By Ron Cowen
Stars from an alien galaxy are raining down on our own Milky Way and passing just a few hundred light-years from Earth. That’s the conclusion of astronomers who have mapped the extent of the Sagittarius dwarf galaxy, one of two dwarf galaxies that the Milky Way’s gravity is ripping apart (SN: 11/15/03, p. 307: Available to subscribers at Chow Down! Milky Way gobbles its closest known neighbor).
When a dwarf galaxy passes close to the Milky Way, its leading edge gets pulled more strongly by our galaxy’s gravity than its trailing edge does. The unequal tugs stretch the dwarf, pulling stars out in spaghetti-like streams.
A veil of dust in the Milky Way blocks visible light emanating from these streams, but infrared light punches through. Steven R. Majewski of the University of Virginia in Charlottesville and his colleagues mapped Sagittarius by selecting a group of infrared-bright stars. These M stars are rare in the outskirts of our galaxy but plentiful in the dwarf.

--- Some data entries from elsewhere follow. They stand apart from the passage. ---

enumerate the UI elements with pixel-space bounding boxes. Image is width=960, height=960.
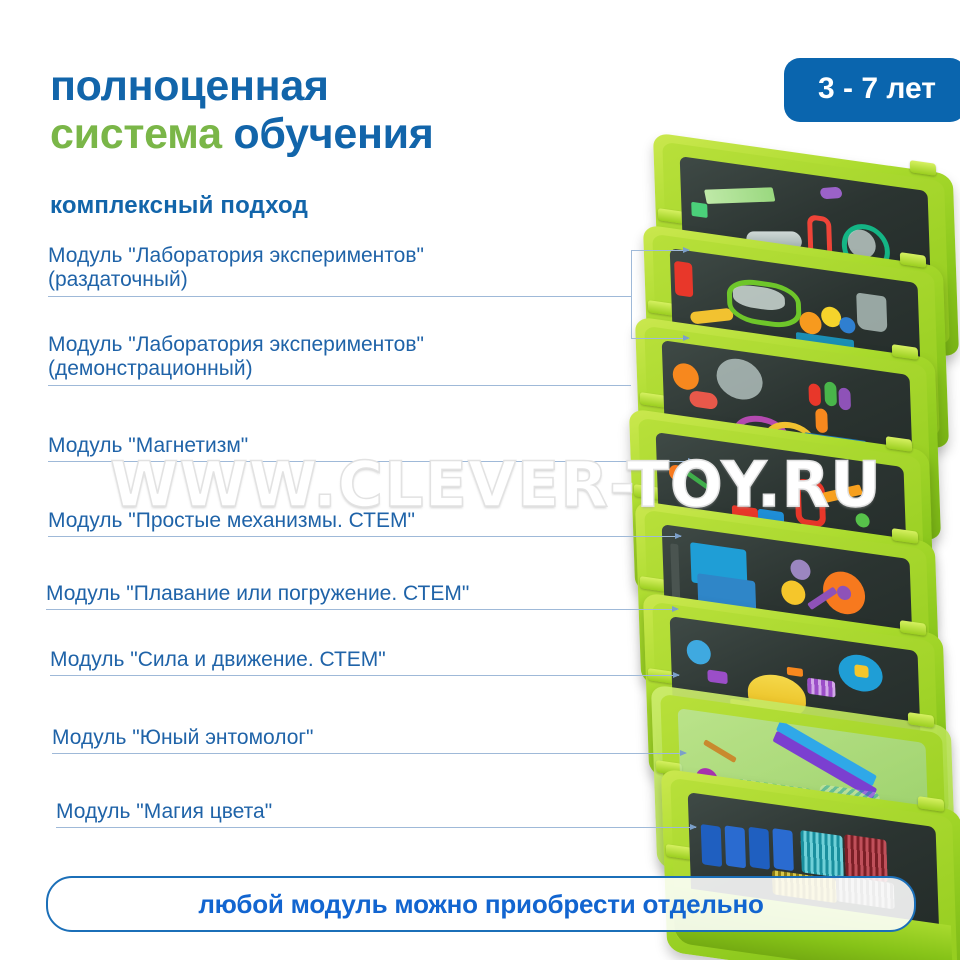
- toolbox-8: [664, 790, 960, 960]
- module-rule: [56, 827, 696, 828]
- module-label: Модуль "Простые механизмы. СТЕМ": [48, 509, 681, 536]
- tool-filter-holder-3: [749, 827, 770, 870]
- module-label: Модуль "Магнетизм": [48, 434, 694, 461]
- module-label: Модуль "Лаборатория экспериментов" (демо…: [48, 333, 631, 385]
- tool-beaker-clear: [856, 292, 887, 332]
- module-label: Модуль "Сила и движение. СТЕМ": [50, 648, 679, 675]
- color-filter-stack-teal: [800, 830, 843, 878]
- tool-peg-green: [824, 381, 837, 407]
- tool-reel-hub-yellow: [854, 664, 868, 678]
- tool-disc-yellow: [821, 305, 842, 328]
- module-rule: [50, 675, 679, 676]
- poster-root: WWW.CLEVER-TOY.RU полноценная система об…: [0, 0, 960, 960]
- module-row-4[interactable]: Модуль "Простые механизмы. СТЕМ": [48, 509, 681, 537]
- tool-clip-purple: [707, 669, 727, 684]
- module-row-6[interactable]: Модуль "Сила и движение. СТЕМ": [50, 648, 679, 676]
- module-row-5[interactable]: Модуль "Плавание или погружение. СТЕМ": [46, 582, 678, 610]
- bracket-vertical: [631, 250, 632, 339]
- module-rule: [48, 461, 694, 462]
- module-row-8[interactable]: Модуль "Магия цвета": [56, 800, 696, 828]
- module-rule: [48, 296, 631, 297]
- tool-peg-purple: [838, 387, 851, 411]
- module-label: Модуль "Лаборатория экспериментов" (разд…: [48, 244, 631, 296]
- tool-disc-orange-1: [799, 310, 822, 335]
- bottom-banner-text: любой модуль можно приобрести отдельно: [198, 889, 763, 920]
- module-group-bracket: [631, 250, 693, 340]
- module-label: Модуль "Магия цвета": [56, 800, 696, 827]
- tool-filter-holder-2: [725, 825, 746, 868]
- module-row-2[interactable]: Модуль "Лаборатория экспериментов" (демо…: [48, 333, 631, 386]
- age-badge: 3 - 7 лет: [784, 58, 960, 122]
- tool-peg-red: [808, 383, 821, 407]
- module-row-1[interactable]: Модуль "Лаборатория экспериментов" (разд…: [48, 244, 631, 297]
- tool-disc-grey: [790, 558, 811, 581]
- tool-filter-holder-4: [772, 828, 793, 871]
- bracket-arm-top: [631, 250, 689, 251]
- module-list: Модуль "Лаборатория экспериментов" (разд…: [0, 0, 700, 960]
- tool-rod-orange: [787, 667, 803, 677]
- tool-horseshoe-magnet: [794, 478, 826, 528]
- module-row-3[interactable]: Модуль "Магнетизм": [48, 434, 694, 462]
- tool-pulley-yellow: [781, 579, 806, 607]
- tool-net-handle: [703, 739, 737, 763]
- bottom-banner: любой модуль можно приобрести отдельно: [46, 876, 916, 932]
- module-rule: [48, 385, 631, 386]
- module-row-7[interactable]: Модуль "Юный энтомолог": [52, 726, 686, 754]
- module-label: Модуль "Юный энтомолог": [52, 726, 686, 753]
- module-rule: [46, 609, 678, 610]
- module-label: Модуль "Плавание или погружение. СТЕМ": [46, 582, 678, 609]
- tool-cap-purple: [819, 187, 843, 200]
- tool-flask-clear: [716, 356, 763, 403]
- module-rule: [52, 753, 686, 754]
- tool-disc-blue: [839, 316, 856, 334]
- tool-filter-holder-1: [701, 824, 722, 867]
- tool-wand-orange: [822, 484, 863, 502]
- module-rule: [48, 536, 681, 537]
- tool-spring-purple: [807, 678, 836, 698]
- tool-ruler: [704, 187, 775, 204]
- bracket-arm-bottom: [631, 338, 689, 339]
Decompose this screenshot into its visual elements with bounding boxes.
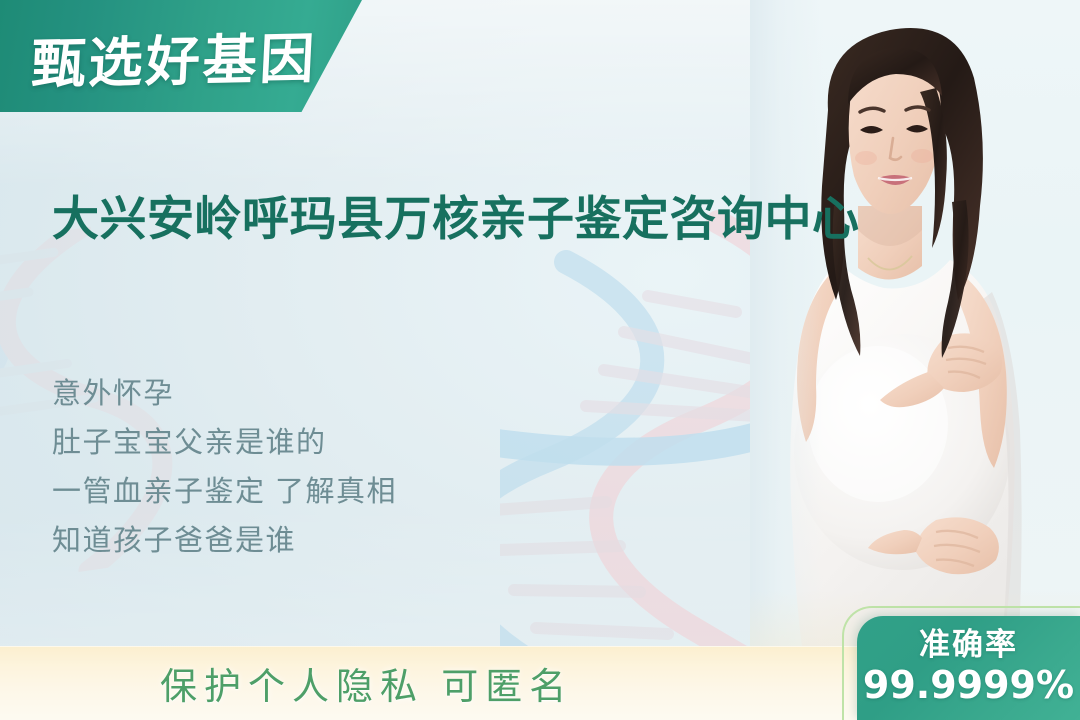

The new map reveals that thousands of stars from Sagittarius are now passing through the region of the Milky Way in which the sun resides, the team reports in the Dec. 20 Astrophysical Journal. That’s something of a cosmic coincidence because the sun and its environs take 240 million years to orbit the center of the Milky Way and intersect the Sagittarius stream for only a small fraction of that time.